Qui n’a jamais sursauté en apprenant la disparition d’une célébrité, pour réaliser ensuite qu’elle nous avait quittés depuis bien longtemps ? La semaine dernière, c’est une entreprise qui a connu ce sort : Ask.com, autrefois célèbre sous le nom d’Ask Jeeves. Ce site, autrefois incontournable, a définitivement fermé ses portes le 1er mai 2024, après plus de 15 ans d’absence dans l’actualité.
La dernière fois qu’Ask.com avait fait parler de lui avant cette annonce, c’était en novembre 2010. À l’époque, son propriétaire, le groupe IAC, avait transformé le moteur de recherche en une plateforme de questions-réponses générées par les utilisateurs. Entre-temps, le site était devenu un portail de contenu obsolète, affichant des titres comme « 10 meilleurs documentaires de 2022 – pour l’instant » alors que nous étions en 2024. Autrement dit, Ask.com avait depuis longtemps perdu toute pertinence.

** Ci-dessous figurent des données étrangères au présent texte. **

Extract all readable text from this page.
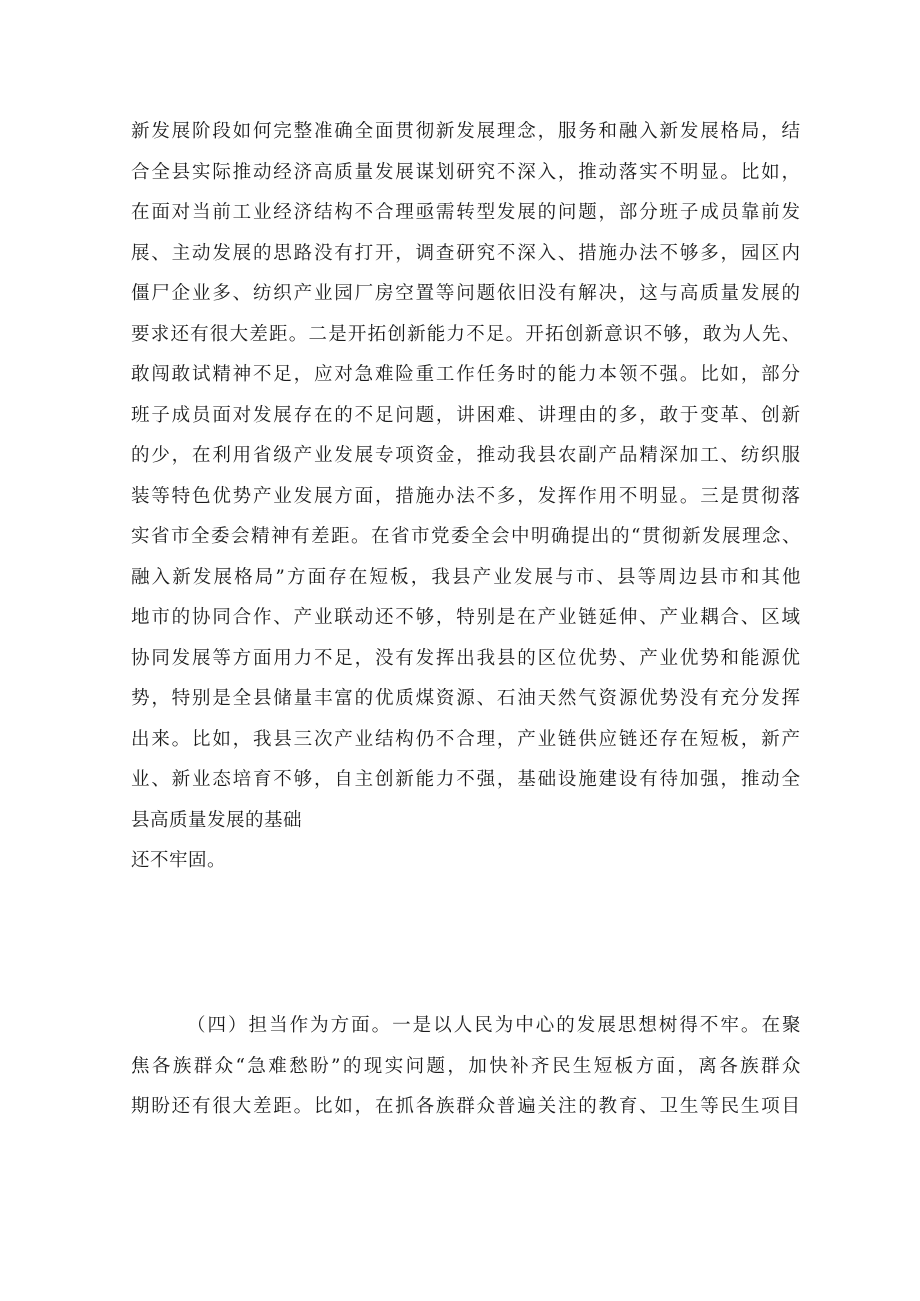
新 发 展 阶 段 如 何 完 整 准 确 全 面 贯 彻 新 发 展 理 念 ， 服 务 和 融 入 新 发 展 格 局 ， 结
合 全 县 实 际 推 动 经 济 高 质 量 发 展 谋 划 研 究 不 深 入 ， 推 动 落 实 不 明 显 。 比 如 ，
在 面 对 当 前 工 业 经 济 结 构 不 合 理 亟 需 转 型 发 展 的 问 题 ， 部 分 班 子 成 员 靠 前 发
展 、 主 动 发 展 的 思 路 没 有 打 开 ， 调 查 研 究 不 深 入 、 措 施 办 法 不 够 多 ， 园 区 内
僵 尸 企 业 多 、 纺 织 产 业 园 厂 房 空 置 等 问 题 依 旧 没 有 解 决 ， 这 与 高 质 量 发 展 的
要 求 还 有 很 大 差 距 。 二 是 开 拓 创 新 能 力 不 足 。 开 拓 创 新 意 识 不 够 ， 敢 为 人 先 、
敢 闯 敢 试 精 神 不 足 ， 应 对 急 难 险 重 工 作 任 务 时 的 能 力 本 领 不 强 。 比 如 ， 部 分
班 子 成 员 面 对 发 展 存 在 的 不 足 问 题 ， 讲 困 难 、 讲 理 由 的 多 ， 敢 于 变 革 、 创 新
的 少 ， 在 利 用 省 级 产 业 发 展 专 项 资 金 ， 推 动 我 县 农 副 产 品 精 深 加 工 、 纺 织 服
装 等 特 色 优 势 产 业 发 展 方 面 ， 措 施 办 法 不 多 ， 发 挥 作 用 不 明 显 。 三 是 贯 彻 落
实 省 市 全 委 会 精 神 有 差 距 。 在 省 市 党 委 全 会 中 明 确 提 出 的 “ 贯 彻 新 发 展 理 念 、
融 入 新 发 展 格 局 ” 方 面 存 在 短 板 ， 我 县 产 业 发 展 与 市 、 县 等 周 边 县 市 和 其 他
地 市 的 协 同 合 作 、 产 业 联 动 还 不 够 ， 特 别 是 在 产 业 链 延 伸 、 产 业 耦 合 、 区 域
协 同 发 展 等 方 面 用 力 不 足 ， 没 有 发 挥 出 我 县 的 区 位 优 势 、 产 业 优 势 和 能 源 优
势 ， 特 别 是 全 县 储 量 丰 富 的 优 质 煤 资 源 、 石 油 天 然 气 资 源 优 势 没 有 充 分 发 挥
出 来 。 比 如 ， 我 县 三 次 产 业 结 构 仍 不 合 理 ， 产 业 链 供 应 链 还 存 在 短 板 ， 新 产
业 、 新 业 态 培 育 不 够 ， 自 主 创 新 能 力 不 强 ， 基 础 设 施 建 设 有 待 加 强 ， 推 动 全
县高质量发展的基础
还不牢固。
（ 四 ） 担 当 作 为 方 面 。 一 是 以 人 民 为 中 心 的 发 展 思 想 树 得 不 牢 。 在 聚
焦 各 族 群 众 “ 急 难 愁 盼 ” 的 现 实 问 题 ， 加 快 补 齐 民 生 短 板 方 面 ， 离 各 族 群 众
期 盼 还 有 很 大 差 距 。 比 如 ， 在 抓 各 族 群 众 普 遍 关 注 的 教 育 、 卫 生 等 民 生 项 目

Pourtant, sa fermeture a suscité une vague de nostalgie. Les médias et les internautes se sont remémorés ses débuts, son nom original et son célèbre majordome dessiné, Jeeves. Cette affection résiduelle rappelle qu’Ask Jeeves avait, un temps, incarné l’avenir de la recherche en ligne. Mais au lieu de capitaliser sur son innovation, l’entreprise a progressivement abandonné son ambition initiale.
Les débuts prometteurs d’Ask Jeeves
Lancé en 1997, Ask Jeeves est né à une époque où le web explosait littéralement. Face à l’essor des moteurs de recherche comme Yahoo! et AltaVista, une multitude de startups ont émergé pour tenter d’organiser cette masse d’informations. Parmi elles, Excite, Lycos, HotBot, LookSmart, Northern Light ou encore WebCrawler. À l’époque, l’interface d’Ask Jeeves ressemblait à une page GeoCities créée par un collégien.
Pendant ce temps, deux étudiants de Stanford, Larry Page et Sergey Brin, travaillaient sur un algorithme de recherche révolutionnaire. Leur projet, Google, a été lancé en 1998. Dès 2001, ses résultats se sont avérés bien supérieurs à ceux de ses concurrents. En 2003, Google a dépassé Yahoo! et est devenu le leader incontesté du marché. Dès lors, aucun autre acteur n’a pu rivaliser avec sa domination écrasante, qui a atteint plus de 90 % de parts de marché.
Une tentative de rattrapage ratée
En 2001, Ask Jeeves a tenté de se repositionner en rachetant Teoma, une startup spécialisée dans le classement des résultats. Son algorithme de pertinence était considéré comme une alternative crédible à PageRank, la technologie de Google. À l’époque, personne ne pouvait prédire que Google deviendrait incontournable. Pourtant, malgré cette initiative, Ask Jeeves n’a jamais réussi à combler son retard.
En 2005, le groupe IAC a racheté Ask Jeeves pour 2 milliards de dollars. Rapidement, le « Jeeves » a disparu du nom de l’entreprise, qui est devenue Ask.com. Pourtant, même sous cette nouvelle identité, le site n’a jamais su se réinventer efficacement. Son interface, centrée sur un majordome dessiné, contrastait avec la simplicité épurée de Google. Malgré quelques efforts, Ask.com est resté un acteur marginal, incapable de concurrencer le géant californien.
Pourquoi Ask Jeeves n’a pas survécu ?
Plusieurs facteurs expliquent l’échec d’Ask Jeeves. D’abord, son algorithme n’a jamais atteint la précision de celui de Google. Ensuite, l’entreprise a multiplié les changements stratégiques, passant d’un moteur de recherche généraliste à une plateforme de Q&A, puis à un portail de contenu obsolète. Enfin, son manque d’innovation et son incapacité à s’adapter aux évolutions du web ont scellé son destin.
Ironiquement, Ask Jeeves a été l’un des premiers à populariser l’idée d’une recherche en ligne intuitive, avec son interface conviviale et son personnage emblématique. Pourtant, c’est précisément ce qui l’a desservi : une identité trop marquée par son époque, incapable de se réinventer pour les générations suivantes.
« Ask Jeeves a été un pionnier, mais il n’a pas su évoluer avec son temps. Son histoire rappelle que même les innovations les plus prometteuses peuvent disparaître si elles ne s’adaptent pas. »
Avec la fermeture d’Ask.com, c’est une page de l’histoire d’Internet qui se tourne. Bien que le site n’ait plus joué aucun rôle significatif depuis des années, son héritage reste celui d’un rêve technologique qui n’a pas su tenir ses promesses.